Italian Prosecutor Asks For 30 Year Sentence For Amanda Knox

by
Reuters
An Italian prosecutor asked for a 30-year prison sentence for American student Amanda Knox on Tuesday in a retrial for the murder of her British roommate Meredith Kercher.

An Italian prosecutor asked for a 30-year prison sentence for American student Amanda Knox on Tuesday in a retrial for the murder of her British roommate Meredith Kercher.

The prosecution also requested a 26-year sentence for Knox's Italian former boyfriend Raffaele Sollecito. The two are accused of killing the 21-year-old Leeds University student in a drug-fuelled assault in 2007 in the central Italian town of Perugia.

They both deny any involvement.

Knox and Sollecito were convicted of the murder in 2009, but a subsequent trial overturned the verdict and freed them from prison two years later.

Now the case is being tried again after Italy's supreme court quashed the acquittals in March, citing inconsistencies in the case.

Kercher's half-naked body was found, with more than 40 stab wounds and a deep gash in her throat, in the apartment she shared with Knox in Perugia, a picturesque town where both were studying as university exchange students.

Knox has not returned to Italy for the retrial and remains in the United States.

A lawyer for the Kercher family welcomed the prosecution's request.

"We support the assessment of guilt put forth by the prosecution. What interests us is the request they be found guilty, not the number of years of the sentence," Francesco Maresca told Reuters.

The prosecutor asked for a longer penalty for Knox because of an additional charge for implicating bar owner Patrick Lumumba in statements to police. Lumumba was cleared of involvement.

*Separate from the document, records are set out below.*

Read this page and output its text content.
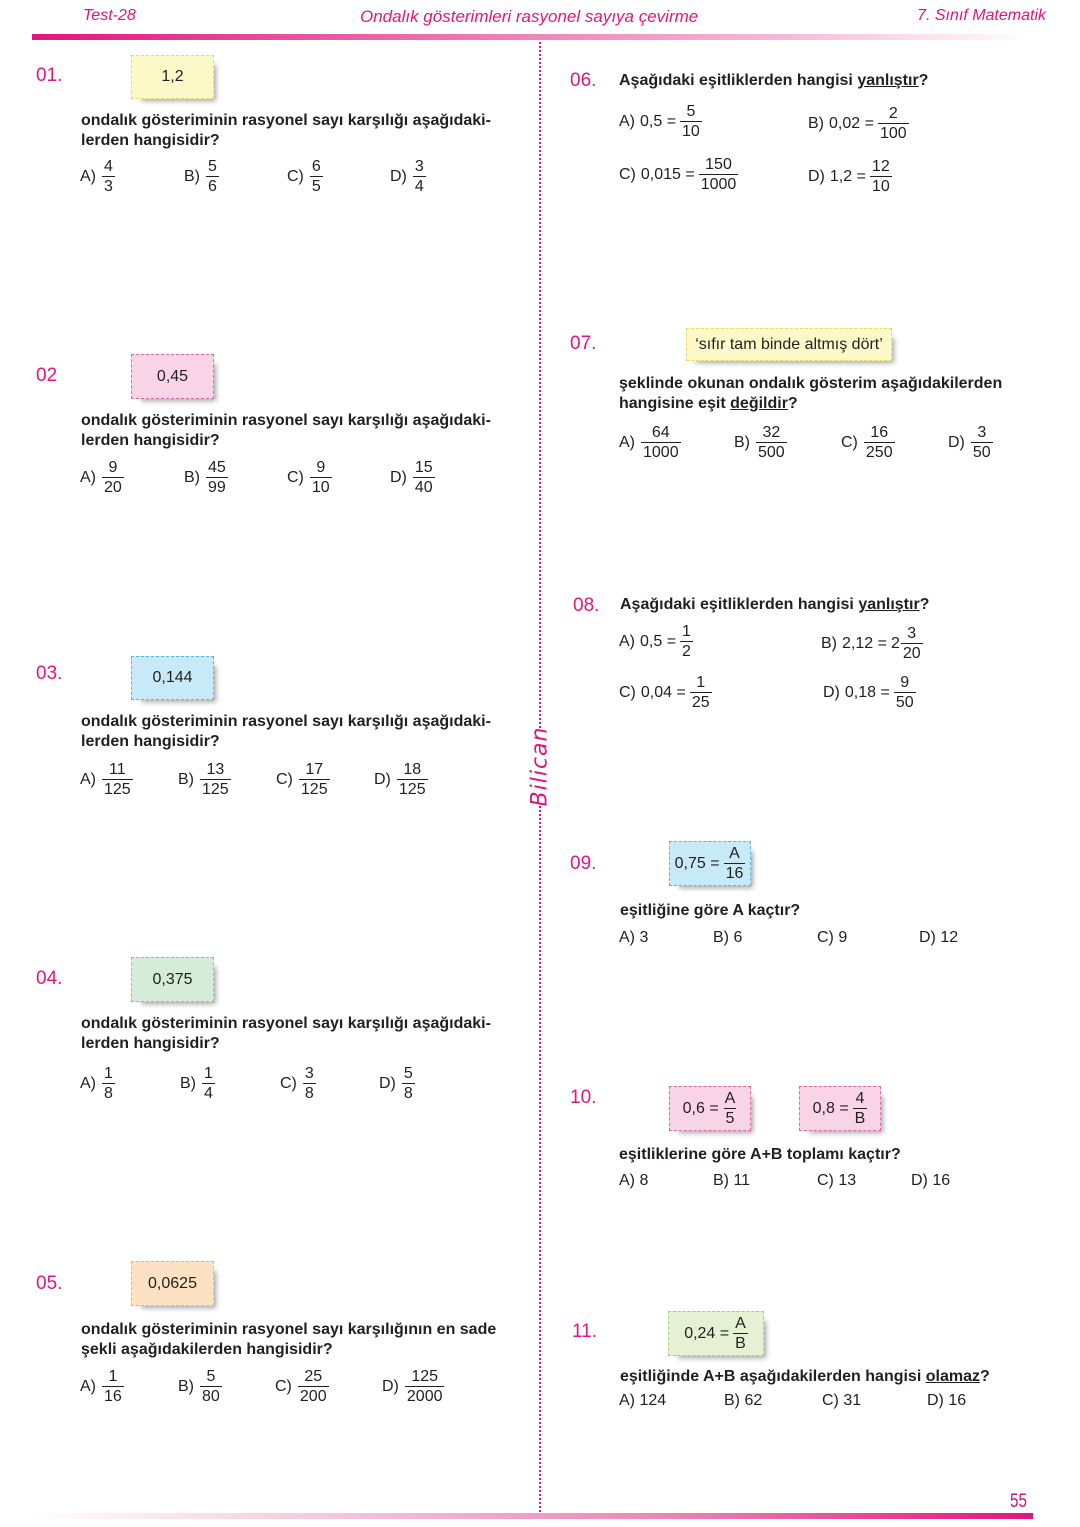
Test-28	Ondalık gösterimleri rasyonel sayıya çevirme	7. Sınıf Matematik
Bilican
01.	1,2
ondalık gösteriminin rasyonel sayı karşılığı aşağıdaki-
lerden hangisidir?
$A) \frac{4}{3}$	$B) \frac{5}{6}$	$C) \frac{6}{5}$	$D) \frac{3}{4}$
02	0,45
ondalık gösteriminin rasyonel sayı karşılığı aşağıdaki-
lerden hangisidir?
$A) \frac{9}{20}$	$B) \frac{45}{99}$	$C) \frac{9}{10}$	$D) \frac{15}{40}$
03.	0,144
ondalık gösteriminin rasyonel sayı karşılığı aşağıdaki-
lerden hangisidir?
$A) \frac{11}{125}$	$B) \frac{13}{125}$	$C) \frac{17}{125}$	$D) \frac{18}{125}$
04.	0,375
ondalık gösteriminin rasyonel sayı karşılığı aşağıdaki-
lerden hangisidir?
$A) \frac{1}{8}$	$B) \frac{1}{4}$	$C) \frac{3}{8}$	$D) \frac{5}{8}$
05.	0,0625
ondalık gösteriminin rasyonel sayı karşılığının en sade
şekli aşağıdakilerden hangisidir?
$A) \frac{1}{16}$	$B) \frac{5}{80}$	$C) \frac{25}{200}$	$D) \frac{125}{2000}$
06. Aşağıdaki eşitliklerden hangisi yanlıştır?
A) $0,5 = \frac{5}{10}$	B) $0,02 = \frac{2}{100}$
C) $0,015 = \frac{150}{1000}$	D) $1,2 = \frac{12}{10}$
07.	‘sıfır tam binde altmış dört’
şeklinde okunan ondalık gösterim aşağıdakilerden
hangisine eşit değildir?
$A) \frac{64}{1000}$	$B) \frac{32}{500}$	$C) \frac{16}{250}$	$D) \frac{3}{50}$
08. Aşağıdaki eşitliklerden hangisi yanlıştır?
A) $0,5 = \frac{1}{2}$	B) $2,12 = 2 \frac{3}{20}$
C) $0,04 = \frac{1}{25}$	D) $0,18 = \frac{9}{50}$
09.	$0,75 = \frac{A}{16}$
eşitliğine göre A kaçtır?
A) 3	B) 6	C) 9	D) 12
10.	$0,6 = \frac{A}{5}$	$0,8 = \frac{4}{B}$
eşitliklerine göre A+B toplamı kaçtır?
A) 8	B) 11	C) 13	D) 16
11.	$0,24 = \frac{A}{B}$
eşitliğinde A+B aşağıdakilerden hangisi olamaz?
A) 124	B) 62	C) 31	D) 16
55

Ivory Coast-born Rudy Guede is in prison serving a 16-year sentence for the murder, but the supreme court has said he was unlikely to have committed the crime alone. It has also asked for a re-examination of a theory that Kercher was killed in a sex game that spiralled out of control.

Sollecito's lawyer Giulia Bongiorno said if the case revealed several people were involved in an erotic game the police should search for new suspects, and not consider her client.